JK: Es gab ja dieses Interview mit Ihrer Zeitung, in dem ich deutlich machen wollte, dass man zwei Jahre vor dem größten Event, das es auf lange Sicht in Deutschland geben wird, einige Dinge im Fußball überdenken muss. Das hat offenbar dazu geführt, dass mich der DFB ansprach. Vorher aber hat mein ehemaliger Trainer Arie Haan gesagt: „Warum nehmt ihr nicht den Jürgen und stellt ihm einen erfahrenen Trainer zur Seite?“ Richtig los ging es aber erst, als Berti Vogts bei mir in Kalifornien zu Besuch war. Er fragte mich: „Kannst Du Dir nicht vorstellen, Bundestrainer zu werden?“ Ich antwortete: „Vorstellen schon. Aber dazu müsste sich vieles ändern.“ Vogts hat dann beim DFB angerufen, und dann hat sich alles sehr schnell entwickelt.
SZ: Es ist ja eine besondere Fähigkeit, in der Hektik eines Spiels taktische Details zu erkennen. Können Sie das?
JK: Das muss ich noch lernen. Natürlich hilft die Erfahrung als Spieler. Aber es ist ungleich schwieriger, einen Spielverlauf von der Seitenlinie zu erkennen als von der Tribüne aus. Für mich ist es wichtig, dass Joachim Löw da schon zehn Jahre Erfahrung hat.

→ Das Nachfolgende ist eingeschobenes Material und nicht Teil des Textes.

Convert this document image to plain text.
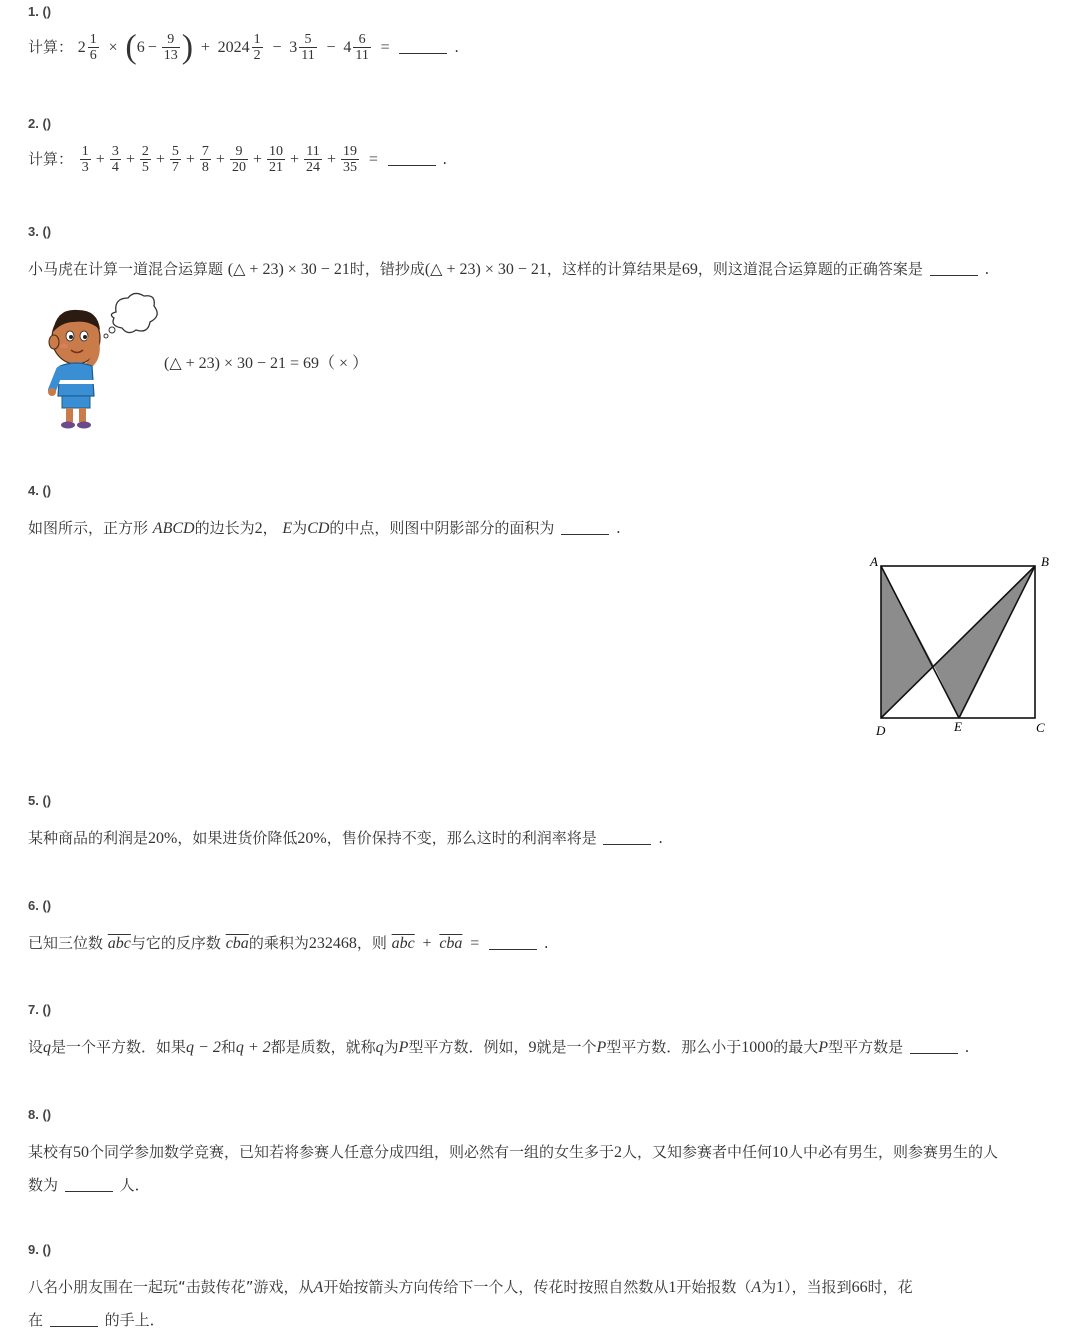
1. ()
计算： $2 \frac{1}{6} \times (6 - \frac{9}{13}$ ) + $2024 \frac{1}{2} - 3 \frac{5}{11} - 4 \frac{6}{11}$ =	.
2. ()
计算： $\frac{1}{3} + \frac{3}{4} + \frac{2}{5} + \frac{5}{7} + \frac{7}{8} + \frac{9}{20} + \frac{10}{21} + \frac{11}{24} + \frac{19}{35}$ =	.
3. ()
小马虎在计算一道混合运算题 (△ + 23) × 30 − 21时，错抄成(△ + 23) × 30 − 21，这样的计算结果是69，则这道混合运算题的正确答案是	.
(△ + 23) × 30 − 21 = 69（ × ）
4. ()
如图所示，正方形 ABCD的边长为2， E为CD的中点，则图中阴影部分的面积为	.
A	B
C
D	E
5. ()
某种商品的利润是20%，如果进货价降低20%，售价保持不变，那么这时的利润率将是	.
6. ()
已知三位数 $\overline{abc}$与它的反序数 $\overline{cba}$的乘积为232468，则 $\overline{abc} + \overline{cba}$ =	.
7. ()
设q是一个平方数．如果q − 2和q + 2都是质数，就称q为P型平方数．例如，9就是一个P型平方数．那么小于1000的最大P型平方数是	.
8. ()
某校有50个同学参加数学竞赛，已知若将参赛人任意分成四组，则必然有一组的女生多于2人，又知参赛者中任何10人中必有男生，则参赛男生的人
数为	人．
9. ()
八名小朋友围在一起玩“击鼓传花”游戏，从A开始按箭头方向传给下一个人，传花时按照自然数从1开始报数（A为1），当报到66时，花
在	的手上．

SZ: Sie sprachen von der Individualisierung: Hat sich der Fußball in den letzten zehn Jahren verändert?
JK: Auf dem Trainingsplatz ist das Rad nicht neu erfunden worden. Aber wir haben heute einen Spielertypus vor uns, der sich enorm schnell verändert. Zu meiner aktiven Zeit konnte man vielleicht alle 20 Jahre von einer neuen Generation sprechen, heute ist zwischen Ballack und dem 20-jährigen Philipp Lahm ein Generationensprung. Die Spieler wachsen heute auf in einem Umfeld, das sich immer schneller wandelt, und in einer Medienlandschaft mit Internet und Video-Games. Sie sind einem Überschuss an Information ausgesetzt. Sie stehen extrem in der Öffentlichkeit, das war bei uns vor 20 Jahren lächerlich dagegen. Es wird ein wesentlicher Punkt sein, diese Spieler zu erreichen.
SZ: Das betrifft weniger den Spieler als Sportler, sondern das Leben um ihn herum?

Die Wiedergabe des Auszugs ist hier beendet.